| GEO Health|
Omega-3 margarines no help in heart attack: study
| Updated at: 1136 PST, Sunday, August 29, 2010|
STOCKHOLM: Giving patients with a history of heart attacks a margarine enriched with omega-3 oils in addition to standard drugs appears to make no difference to their chances of having a repeat attack.
A 40-month study of more than 4,800 patients showed taking low doses of omega-3 fatty acids in margarine did not significantly reduce rates of serious heart attacks and other cardiovascular events, Dutch researchers said on Sunday.
The finding is a disappointment for Unilever, the food and consumer goods giant that developed the margarines used, and raises questions about the benefits of omega-3, which has been shown in previous studies to make for healthier hearts.
Doctors, however, are unlikely to rush to change clinical practice. Many already prescribe omega-3 fish oil capsules, including GlaxoSmithKline's Lovaza, to reduce triglycerides, a type of blood fat linked to clogged arteries.
"It will be viewed as a largely negative study and people who are enthusiasts for omega fatty acids will continue to be enthusiasts and people who are skeptics will continue to be skeptics," said Scott Wright of the Mayo Clinic in the United States, who was not involved in the research.
Daan Kromhout of Wageningen University, who led the study, told the European Society of Cardiology the lack of efficacy might reflect the very good background drug treatment patients were receiving, with 85 percent on cholesterol-lowering statins, as well as blood pressure and blood-thinning tablets.
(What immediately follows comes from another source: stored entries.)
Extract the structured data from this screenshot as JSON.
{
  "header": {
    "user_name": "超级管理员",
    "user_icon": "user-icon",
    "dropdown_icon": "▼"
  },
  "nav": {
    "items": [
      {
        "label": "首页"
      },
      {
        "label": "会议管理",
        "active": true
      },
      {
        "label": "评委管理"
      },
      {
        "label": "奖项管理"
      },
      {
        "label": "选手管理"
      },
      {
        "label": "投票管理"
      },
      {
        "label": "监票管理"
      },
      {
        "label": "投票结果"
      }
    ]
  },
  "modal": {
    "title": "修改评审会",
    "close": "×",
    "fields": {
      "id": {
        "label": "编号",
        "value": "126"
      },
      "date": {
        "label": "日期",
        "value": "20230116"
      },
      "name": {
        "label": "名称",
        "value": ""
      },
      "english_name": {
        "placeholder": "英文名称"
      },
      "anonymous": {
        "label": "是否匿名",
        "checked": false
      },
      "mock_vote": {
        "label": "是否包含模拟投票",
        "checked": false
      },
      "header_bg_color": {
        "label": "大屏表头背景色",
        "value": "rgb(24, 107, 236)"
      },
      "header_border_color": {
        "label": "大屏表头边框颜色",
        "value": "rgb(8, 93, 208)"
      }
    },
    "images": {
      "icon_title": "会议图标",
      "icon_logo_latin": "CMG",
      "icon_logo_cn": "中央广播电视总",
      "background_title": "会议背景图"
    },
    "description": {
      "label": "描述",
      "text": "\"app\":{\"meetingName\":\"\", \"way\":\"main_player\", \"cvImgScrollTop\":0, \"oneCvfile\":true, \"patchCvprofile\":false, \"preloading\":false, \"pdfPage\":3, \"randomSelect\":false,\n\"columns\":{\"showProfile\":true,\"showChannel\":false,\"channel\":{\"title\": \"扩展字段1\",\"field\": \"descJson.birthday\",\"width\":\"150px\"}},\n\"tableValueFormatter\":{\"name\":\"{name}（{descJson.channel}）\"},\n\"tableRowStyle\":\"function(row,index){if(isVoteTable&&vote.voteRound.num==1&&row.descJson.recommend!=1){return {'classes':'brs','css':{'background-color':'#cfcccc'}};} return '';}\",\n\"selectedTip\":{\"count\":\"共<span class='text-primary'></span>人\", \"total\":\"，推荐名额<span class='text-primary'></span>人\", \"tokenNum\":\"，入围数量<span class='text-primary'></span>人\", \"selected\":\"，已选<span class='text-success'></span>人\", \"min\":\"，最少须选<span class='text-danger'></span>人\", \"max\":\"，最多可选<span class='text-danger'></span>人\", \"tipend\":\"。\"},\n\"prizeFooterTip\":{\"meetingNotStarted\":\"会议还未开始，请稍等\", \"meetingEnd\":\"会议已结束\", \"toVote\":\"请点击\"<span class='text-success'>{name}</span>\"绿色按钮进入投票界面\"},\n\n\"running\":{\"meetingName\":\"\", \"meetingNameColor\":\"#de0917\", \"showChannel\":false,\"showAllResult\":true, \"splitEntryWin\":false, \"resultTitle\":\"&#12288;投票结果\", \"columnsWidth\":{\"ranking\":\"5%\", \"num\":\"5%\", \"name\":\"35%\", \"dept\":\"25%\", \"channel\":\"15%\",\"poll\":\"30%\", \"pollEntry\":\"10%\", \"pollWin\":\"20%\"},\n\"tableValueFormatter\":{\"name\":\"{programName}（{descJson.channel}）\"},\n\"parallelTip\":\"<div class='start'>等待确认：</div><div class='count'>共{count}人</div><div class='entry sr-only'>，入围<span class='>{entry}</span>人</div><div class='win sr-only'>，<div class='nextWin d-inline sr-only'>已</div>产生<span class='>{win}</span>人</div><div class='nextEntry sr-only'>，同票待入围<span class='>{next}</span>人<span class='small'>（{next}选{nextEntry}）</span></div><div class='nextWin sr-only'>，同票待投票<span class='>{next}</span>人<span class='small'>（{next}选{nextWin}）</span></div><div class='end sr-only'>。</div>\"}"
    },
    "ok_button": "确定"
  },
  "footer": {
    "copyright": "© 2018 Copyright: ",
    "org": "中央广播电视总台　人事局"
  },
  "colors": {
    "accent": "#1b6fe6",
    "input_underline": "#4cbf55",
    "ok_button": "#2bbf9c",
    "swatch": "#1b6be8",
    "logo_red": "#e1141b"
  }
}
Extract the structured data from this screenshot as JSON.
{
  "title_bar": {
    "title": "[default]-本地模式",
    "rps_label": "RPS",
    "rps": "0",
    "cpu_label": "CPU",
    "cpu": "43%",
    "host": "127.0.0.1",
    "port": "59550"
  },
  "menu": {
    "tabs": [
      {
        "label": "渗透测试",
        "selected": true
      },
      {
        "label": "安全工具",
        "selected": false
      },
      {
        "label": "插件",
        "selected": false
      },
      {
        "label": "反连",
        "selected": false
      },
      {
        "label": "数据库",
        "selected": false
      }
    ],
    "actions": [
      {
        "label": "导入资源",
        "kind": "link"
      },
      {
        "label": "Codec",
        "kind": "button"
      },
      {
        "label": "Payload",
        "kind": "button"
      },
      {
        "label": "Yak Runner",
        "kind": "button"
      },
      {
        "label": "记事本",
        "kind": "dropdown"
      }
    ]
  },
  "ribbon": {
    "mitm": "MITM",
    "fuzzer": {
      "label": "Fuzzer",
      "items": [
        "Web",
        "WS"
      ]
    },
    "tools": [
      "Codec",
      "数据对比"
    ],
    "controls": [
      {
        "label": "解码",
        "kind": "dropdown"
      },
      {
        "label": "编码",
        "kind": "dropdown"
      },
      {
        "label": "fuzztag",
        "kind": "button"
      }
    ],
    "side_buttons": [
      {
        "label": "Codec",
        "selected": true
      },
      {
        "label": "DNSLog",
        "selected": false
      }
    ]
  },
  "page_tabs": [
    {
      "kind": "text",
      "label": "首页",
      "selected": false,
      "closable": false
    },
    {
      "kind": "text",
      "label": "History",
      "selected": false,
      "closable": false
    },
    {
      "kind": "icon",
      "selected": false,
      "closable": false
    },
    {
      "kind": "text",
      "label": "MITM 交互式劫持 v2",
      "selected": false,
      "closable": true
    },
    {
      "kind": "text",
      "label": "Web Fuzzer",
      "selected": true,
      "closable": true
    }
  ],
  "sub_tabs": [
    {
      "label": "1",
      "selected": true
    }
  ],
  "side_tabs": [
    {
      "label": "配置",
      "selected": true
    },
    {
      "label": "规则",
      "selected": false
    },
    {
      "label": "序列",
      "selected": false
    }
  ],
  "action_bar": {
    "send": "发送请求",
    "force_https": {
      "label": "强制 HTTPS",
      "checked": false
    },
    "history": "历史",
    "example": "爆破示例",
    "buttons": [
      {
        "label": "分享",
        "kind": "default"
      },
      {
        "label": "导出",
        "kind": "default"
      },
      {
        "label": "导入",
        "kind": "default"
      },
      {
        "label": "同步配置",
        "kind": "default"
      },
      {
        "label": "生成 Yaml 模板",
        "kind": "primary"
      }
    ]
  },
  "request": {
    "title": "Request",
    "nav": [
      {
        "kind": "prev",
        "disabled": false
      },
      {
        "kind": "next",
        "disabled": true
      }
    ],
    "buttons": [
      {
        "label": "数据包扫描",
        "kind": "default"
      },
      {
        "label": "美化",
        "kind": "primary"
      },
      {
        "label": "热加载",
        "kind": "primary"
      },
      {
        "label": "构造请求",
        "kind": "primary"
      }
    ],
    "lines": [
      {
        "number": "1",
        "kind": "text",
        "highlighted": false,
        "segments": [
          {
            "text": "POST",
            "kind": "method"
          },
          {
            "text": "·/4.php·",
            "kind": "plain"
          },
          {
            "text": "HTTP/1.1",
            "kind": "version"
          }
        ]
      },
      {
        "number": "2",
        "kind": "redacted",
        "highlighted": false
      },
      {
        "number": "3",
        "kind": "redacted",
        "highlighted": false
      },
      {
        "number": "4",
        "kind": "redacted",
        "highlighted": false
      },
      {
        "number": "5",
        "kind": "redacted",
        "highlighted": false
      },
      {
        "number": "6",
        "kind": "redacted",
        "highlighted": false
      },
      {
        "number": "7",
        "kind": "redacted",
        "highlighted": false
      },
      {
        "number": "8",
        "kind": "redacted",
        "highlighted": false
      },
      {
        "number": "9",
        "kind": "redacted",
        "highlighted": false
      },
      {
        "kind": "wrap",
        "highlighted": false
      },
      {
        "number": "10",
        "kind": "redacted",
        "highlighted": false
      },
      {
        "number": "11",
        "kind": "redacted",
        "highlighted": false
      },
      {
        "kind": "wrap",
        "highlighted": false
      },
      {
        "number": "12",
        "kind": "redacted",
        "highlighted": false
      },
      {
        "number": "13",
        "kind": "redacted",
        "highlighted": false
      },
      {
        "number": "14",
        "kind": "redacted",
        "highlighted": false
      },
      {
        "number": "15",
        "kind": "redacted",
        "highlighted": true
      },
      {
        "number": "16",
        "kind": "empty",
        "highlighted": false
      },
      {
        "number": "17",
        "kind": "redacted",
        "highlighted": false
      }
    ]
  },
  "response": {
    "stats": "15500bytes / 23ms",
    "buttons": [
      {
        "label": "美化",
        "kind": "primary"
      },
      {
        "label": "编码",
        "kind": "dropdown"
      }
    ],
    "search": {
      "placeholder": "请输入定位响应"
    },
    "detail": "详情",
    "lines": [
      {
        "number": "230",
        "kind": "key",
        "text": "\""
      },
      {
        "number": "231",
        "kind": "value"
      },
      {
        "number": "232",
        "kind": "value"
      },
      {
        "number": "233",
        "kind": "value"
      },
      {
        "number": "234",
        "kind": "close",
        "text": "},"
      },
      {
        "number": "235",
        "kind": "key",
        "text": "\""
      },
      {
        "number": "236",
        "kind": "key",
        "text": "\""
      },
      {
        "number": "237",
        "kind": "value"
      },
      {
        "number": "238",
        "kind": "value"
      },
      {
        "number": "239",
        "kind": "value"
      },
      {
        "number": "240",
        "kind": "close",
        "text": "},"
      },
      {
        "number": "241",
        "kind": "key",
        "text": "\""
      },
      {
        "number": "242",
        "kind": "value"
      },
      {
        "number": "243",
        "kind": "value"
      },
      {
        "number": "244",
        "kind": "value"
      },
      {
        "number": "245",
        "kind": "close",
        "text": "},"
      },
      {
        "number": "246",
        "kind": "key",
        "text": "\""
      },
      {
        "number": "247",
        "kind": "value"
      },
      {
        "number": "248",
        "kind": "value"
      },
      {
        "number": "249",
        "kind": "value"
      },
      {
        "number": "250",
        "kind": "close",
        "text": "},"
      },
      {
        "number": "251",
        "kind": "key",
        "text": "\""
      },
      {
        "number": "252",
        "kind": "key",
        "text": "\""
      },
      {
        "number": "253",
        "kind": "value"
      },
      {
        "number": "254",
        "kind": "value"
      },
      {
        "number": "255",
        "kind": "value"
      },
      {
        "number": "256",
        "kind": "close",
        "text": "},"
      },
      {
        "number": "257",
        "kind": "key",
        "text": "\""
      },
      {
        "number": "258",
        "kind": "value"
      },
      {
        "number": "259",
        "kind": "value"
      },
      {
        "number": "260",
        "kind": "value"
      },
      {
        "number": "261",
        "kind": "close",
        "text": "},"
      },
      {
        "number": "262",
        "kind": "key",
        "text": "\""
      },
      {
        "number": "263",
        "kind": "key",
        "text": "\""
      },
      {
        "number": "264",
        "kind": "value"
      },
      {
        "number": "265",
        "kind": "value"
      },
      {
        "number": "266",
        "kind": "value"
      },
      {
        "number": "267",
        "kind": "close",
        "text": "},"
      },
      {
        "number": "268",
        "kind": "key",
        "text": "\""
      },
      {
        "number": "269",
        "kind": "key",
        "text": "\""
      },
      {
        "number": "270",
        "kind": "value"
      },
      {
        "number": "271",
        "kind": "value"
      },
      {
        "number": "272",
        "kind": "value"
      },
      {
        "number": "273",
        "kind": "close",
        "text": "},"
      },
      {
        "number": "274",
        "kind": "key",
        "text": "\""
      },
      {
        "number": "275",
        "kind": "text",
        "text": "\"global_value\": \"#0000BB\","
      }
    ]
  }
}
"We found the cardiovascular mortality rate in the study population was only half that expected, probably because of their excellent treatment," he said.
"This may also be why the rate of major cardiovascular events during follow-up was no lower in the fatty acid groups than in the placebo group."
All the men and women in the Dutch study were aged between 60 and 80 and had suffered a heart attack roughly four years previously.
They were randomly assigned use of one of four margarines on bread instead of their regular spread -- one containing no extra omega-3 fatty acids; one with 400 milligrams a day of extra eicosapentaenoic acid (EPA) and docosahexaenoic acid (DHA); one with 2 grams of alpha-linolenic acid (ALA); and one with a combination of EPA-DHA and ALA.
Fish like salmon, herring and sardine are a common source of EPA-DHA, while ALA is found in vegetables including flax seeds and walnuts.
Despite the overall negative results, researchers did find there was a reduction in repeat heart attacks and other cardiovascular events in women who took ALA margarine, although this was not statistically significant. Diabetes patients also showed a possible benefit.
Unilever, whose margarine brands that contain omega-3 include Flora and I Can't Believe It's Not Butter, had no immediate comment on the results, which were also published in the New England Journal of Medicine.